Geçen şubat ayında Vietnam Laos Kamboçya turu yapmış ve tur dönüşü izlenimlerimi bloğumda paylaşmıştım.
Kuzey ekspres gazetesinde bu yazıları gazetelerinde yayınlamak üzere teklif geldi. Ben de kabul ettim. Böylece bu turun izlenimleri tam 4 gün boyunca tam sayfa yayınlandı.
Bundan sonra 4 gün boyunca da Genç hekimler öğütler isimli yazı dizim köşe yazısı olarak yayınlandı.
Bu yazılarla ilgili çok hoş geri dönüşler aldım.
Geçen gün yazıların yayınlanmış olduğu gazeteleri almak için Kuzey eksprese uğradım, bana yazılarımı yayınlamayı teklif eden Hasan Kurt ile de konuştum. Yazılarımın çok az düzeltmeye ihtiyacı olduğunu söylemesi beni çok gururlandırdı. Kendisi bunca yıldır yazdığı halde, yazdıklarını yayınlamadan önce başkalarına okutuyormuş.
Ben de öyle yaparım. Eskiden (tabii bunlar mesleki yazılar oluyordu) bir yazı yazdığım zaman, özellikle de bu yazı çalışma değil de bir derleme, ya da kitap bölümü ise önce bir kaç asistanıma okutur, anlamadıkları yerleri bana söylemelerini isterdim. Sonra bu cümleleri anlaşılır hale getirirdim. Yazı tamamen bittikten sonra da bir hafta on gün kadar bekletip ben kendim tekrar dikkatle okurdum.
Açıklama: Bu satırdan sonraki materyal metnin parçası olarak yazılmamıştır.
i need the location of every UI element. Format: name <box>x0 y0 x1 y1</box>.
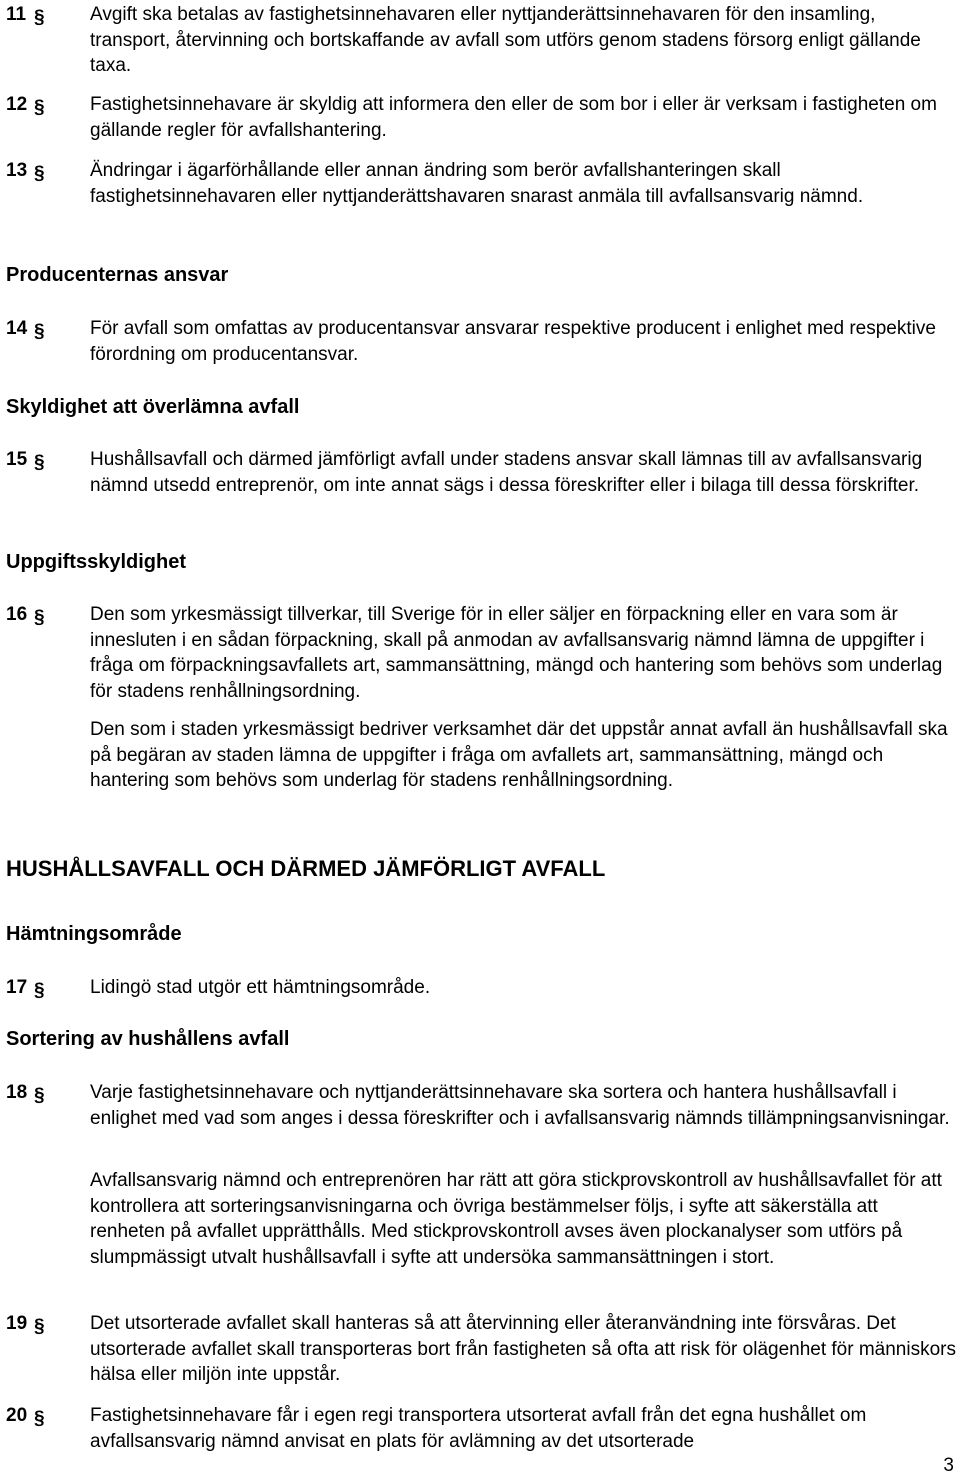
paragraph-text: Fastighetsinnehavare är skyldig att informera den eller de som bor i eller är verksam i fastigheten om gällande regler för avfallshantering. <box>90 94 937 141</box>
paragraph-text: Ändringar i ägarförhållande eller annan ändring som berör avfallshanteringen skall fastighetsinnehavaren eller nyttjanderättshavaren snarast anmäla till avfallsansvarig nämnd. <box>90 160 864 207</box>
section-symbol-icon: § <box>34 1316 45 1337</box>
section-symbol-icon: § <box>34 7 45 28</box>
heading-sortering: Sortering av hushållens avfall <box>6 1028 290 1050</box>
section-symbol-icon: § <box>34 980 45 1001</box>
section-symbol-icon: § <box>34 1085 45 1106</box>
section-symbol-icon: § <box>34 321 45 342</box>
paragraph-text: Lidingö stad utgör ett hämtningsområde. <box>90 977 431 998</box>
heading-producentansvar: Producenternas ansvar <box>6 264 229 286</box>
section-symbol-icon: § <box>34 163 45 184</box>
paragraph-text: Avgift ska betalas av fastighetsinnehavaren eller nyttjanderättsinnehavaren för den insamling, transport, återvinning och bortskaffande av avfall som utförs genom stadens försorg enligt gällande taxa. <box>90 4 921 77</box>
section-symbol-icon: § <box>34 607 45 628</box>
paragraph-number: 17 <box>6 977 28 998</box>
paragraph-text: Det utsorterade avfallet skall hanteras så att återvinning eller återanvändning inte försvåras. Det utsorterade avfallet skall transporteras bort från fastigheten så ofta att risk för olägenhet för människors hälsa eller miljön inte uppstår. <box>90 1313 956 1386</box>
paragraph-number: 13 <box>6 160 28 181</box>
paragraph-number: 15 <box>6 449 28 470</box>
paragraph-number: 14 <box>6 318 28 339</box>
paragraph-text: Den som i staden yrkesmässigt bedriver verksamhet där det uppstår annat avfall än hushållsavfall ska på begäran av staden lämna de uppgifter i fråga om avfallets art, sammansättning, mängd och hantering som behövs som underlag för stadens renhållningsordning. <box>90 719 948 792</box>
paragraph-number: 19 <box>6 1313 28 1334</box>
paragraph-number: 12 <box>6 94 28 115</box>
paragraph-text: Den som yrkesmässigt tillverkar, till Sverige för in eller säljer en förpackning eller en vara som är innesluten i en sådan förpackning, skall på anmodan av avfallsansvarig nämnd lämna de uppgifter i fråga om förpackningsavfallets art, sammansättning, mängd och hantering som behövs som underlag för stadens renhållningsordning. <box>90 604 943 702</box>
heading-hamtningsomrade: Hämtningsområde <box>6 923 182 945</box>
heading-hushallsavfall: HUSHÅLLSAVFALL OCH DÄRMED JÄMFÖRLIGT AVFALL <box>6 856 606 881</box>
paragraph-text: Avfallsansvarig nämnd och entreprenören har rätt att göra stickprovskontroll av hushållsavfallet för att kontrollera att sorteringsanvisningarna och övriga bestämmelser följs, i syfte att säkerställa att renheten på avfallet upprätthålls. Med stickprovskontroll avses även plockanalyser som utförs på slumpmässigt utvalt hushållsavfall i syfte att undersöka sammansättningen i stort. <box>90 1170 942 1268</box>
paragraph-number: 11 <box>6 4 27 25</box>
section-symbol-icon: § <box>34 452 45 473</box>
heading-uppgift: Uppgiftsskyldighet <box>6 551 187 573</box>
section-symbol-icon: § <box>34 1408 45 1429</box>
page-number: 3 <box>943 1455 954 1476</box>
paragraph-text: Hushållsavfall och därmed jämförligt avfall under stadens ansvar skall lämnas till av avfallsansvarig nämnd utsedd entreprenör, om inte annat sägs i dessa föreskrifter eller i bilaga till dessa förskrifter. <box>90 449 923 496</box>
heading-overlamna: Skyldighet att överlämna avfall <box>6 396 300 418</box>
paragraph-text: För avfall som omfattas av producentansvar ansvarar respektive producent i enlighet med respektive förordning om producentansvar. <box>90 318 936 365</box>
section-symbol-icon: § <box>34 97 45 118</box>
paragraph-number: 16 <box>6 604 28 625</box>
paragraph-number: 18 <box>6 1082 28 1103</box>
paragraph-text: Varje fastighetsinnehavare och nyttjanderättsinnehavare ska sortera och hantera hushållsavfall i enlighet med vad som anges i dessa föreskrifter och i avfallsansvarig nämnds tillämpningsanvisningar. <box>90 1082 950 1129</box>
paragraph-text: Fastighetsinnehavare får i egen regi transportera utsorterat avfall från det egna hushållet om avfallsansvarig nämnd anvisat en plats för avlämning av det utsorterade <box>90 1405 867 1452</box>
paragraph-number: 20 <box>6 1405 28 1426</box>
Böylece dergi editöründen kolay kolay düzeltme gelmezdi.
Şimdi bloğumu yazarken bu kadar görkemli bir düzeltme mekanizması işletemiyorum elbette. Sadece yazıyı yazıp, ertesi gün bir kere daha okuyorum, yayınladıktan sonra bir eleştiri gelirse düzeltmeye de açığım.
Şimdi de 5 gün boyunca İran gezisi izlenimlerim yayınlanıyor.
Galiba artık gazeteci sayılırım. Kendimden çok memnunum.
Bu bloğu yazmaya başladıktan sonra herkes bana bir kitap yazmam gerektiğini söylüyor, ancak ben pek düşünmüyorum. Öyle ya ben birçok daldan çalıyorum, böyle saçma bir kitap olur mu?
Ancak bu İran gezisinde kendisi bir kitap yazmış, diğerini de yazmakta olan birisi ile karşılaştım. O da bana bir kitap yazmamı önerdi, üstelik hangi konu ile sınırlı tutabileceğim konusunda da fikir verdi. Bakalım hayırlısı.